Velocity Reviews - Computer Hardware Reviews

Velocity Reviews > Newsgroups > Programming > Perl > Perl Misc > look up very large table

Reply
Thread Tools

look up very large table

 
 
ela
Guest
Posts: n/a
 
      02-10-2010
I have some large data in pieces, e.g.

asia.gz.tar 300M

or

roads1.gz.tar 100M
roads2.gz.tar 100M
roads3.gz.tar 100M
roads4.gz.tar 100M

I wonder whether I should concatenate them all into a single ultra large
file and then perform parsing them into a large table (I don't know whether
perl can handle that...).

The final table should look like this:

ID1 ID2 INFO
X1 Y9 san diego; california; West Coast; America; North Ameria; Earth
X2.3 H9 Beijing; China; Asia
.....

each row may come from a big file of >100M (as aforementioned):

CITY Beijing
NOTE Capital
RACE Chinese
....

And then I have another much smaller table which contains all the ID's
(either ID1 or ID2, maybe 100,000 records, <20M). and I just need to make
this 20M file annotated with the INFO. Hashing seems not to be a solution
for my 32G, 8-core machine...

Any advice? or should i resort to some other languages?







 
Reply With Quote
 
 
 
 
Jim Gibson
Guest
Posts: n/a
 
      02-10-2010
In article <hku3e0$3fs$(E-Mail Removed)>, ela
<(E-Mail Removed)> wrote:

> I have some large data in pieces, e.g.
>
> asia.gz.tar 300M
>
> or
>
> roads1.gz.tar 100M
> roads2.gz.tar 100M
> roads3.gz.tar 100M
> roads4.gz.tar 100M
>
> I wonder whether I should concatenate them all into a single ultra large
> file and then perform parsing them into a large table (I don't know whether
> perl can handle that...).


There is no benefit that I can see to concatenating the files. Use the
File::Find module to find all files with a certain naming convention,
read each one, and process the information in each file. As far as the
amount of information that Perl can handles, that is mostly determined
by the available memory and how smart you are at condensing the data,
keeping only what you need and throwing away stuff you don't need.

>
> The final table should look like this:
>
> ID1 ID2 INFO
> X1 Y9 san diego; california; West Coast; America; North Ameria; Earth
> X2.3 H9 Beijing; China; Asia


Perl does not have tables. It has arrays and hashes. You can nest
arrays and hashes to store complex datasets in memory by using
references.

> ....
>
> each row may come from a big file of >100M (as aforementioned):
>
> CITY Beijing
> NOTE Capital
> RACE Chinese
> ...
>
> And then I have another much smaller table which contains all the ID's
> (either ID1 or ID2, maybe 100,000 records, <20M). and I just need to make
> this 20M file annotated with the INFO. Hashing seems not to be a solution
> for my 32G, 8-core machine...
>
> Any advice? or should i resort to some other languages?

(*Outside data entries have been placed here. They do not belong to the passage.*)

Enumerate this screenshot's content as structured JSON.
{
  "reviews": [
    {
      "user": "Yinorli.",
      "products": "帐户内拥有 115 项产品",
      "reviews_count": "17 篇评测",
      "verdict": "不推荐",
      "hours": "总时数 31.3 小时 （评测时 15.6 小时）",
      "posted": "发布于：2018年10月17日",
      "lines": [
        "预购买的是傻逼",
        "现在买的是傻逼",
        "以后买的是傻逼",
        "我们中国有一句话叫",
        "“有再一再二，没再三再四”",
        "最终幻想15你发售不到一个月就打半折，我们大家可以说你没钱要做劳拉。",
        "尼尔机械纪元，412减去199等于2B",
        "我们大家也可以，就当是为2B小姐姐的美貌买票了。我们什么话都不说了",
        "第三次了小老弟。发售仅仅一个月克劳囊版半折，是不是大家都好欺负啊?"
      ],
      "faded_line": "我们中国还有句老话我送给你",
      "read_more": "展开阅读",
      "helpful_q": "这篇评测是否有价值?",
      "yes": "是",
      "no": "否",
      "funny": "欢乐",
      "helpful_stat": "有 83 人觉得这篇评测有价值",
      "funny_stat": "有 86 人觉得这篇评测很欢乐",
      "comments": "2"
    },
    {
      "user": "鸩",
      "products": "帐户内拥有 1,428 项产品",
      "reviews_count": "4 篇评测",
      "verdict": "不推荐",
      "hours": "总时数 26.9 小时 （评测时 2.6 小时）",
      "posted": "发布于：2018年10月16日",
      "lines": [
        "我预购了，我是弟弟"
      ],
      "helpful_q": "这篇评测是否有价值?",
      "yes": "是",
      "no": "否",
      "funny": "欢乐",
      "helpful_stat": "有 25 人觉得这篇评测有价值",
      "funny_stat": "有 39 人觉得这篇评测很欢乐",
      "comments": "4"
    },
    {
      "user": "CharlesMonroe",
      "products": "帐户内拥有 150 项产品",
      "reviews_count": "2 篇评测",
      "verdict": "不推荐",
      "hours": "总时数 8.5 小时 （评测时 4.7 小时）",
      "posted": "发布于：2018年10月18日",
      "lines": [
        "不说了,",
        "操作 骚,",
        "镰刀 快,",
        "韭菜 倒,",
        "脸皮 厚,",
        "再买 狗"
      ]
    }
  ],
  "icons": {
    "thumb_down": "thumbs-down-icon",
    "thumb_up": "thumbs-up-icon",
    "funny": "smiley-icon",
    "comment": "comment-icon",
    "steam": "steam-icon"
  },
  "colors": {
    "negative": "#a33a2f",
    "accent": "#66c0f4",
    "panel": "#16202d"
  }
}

Try reading all the files and saving the data you want. If you run out
of memory, then think about a different approach. 32GB of memory is
quite a lot.

If you can't fit all of your data into memory at one time, you might
consider using a database that will store your data in files. Perl has
support for many databases. But I would first determine whether or not
you can fit everything in memory.

--
Jim Gibson
 
Reply With Quote
 
 
 
 
ccc31807
Guest
Posts: n/a
 
      02-10-2010
On Feb 10, 5:57*am, "ela" <(E-Mail Removed)> wrote:
> Any advice? or should i resort to some other languages?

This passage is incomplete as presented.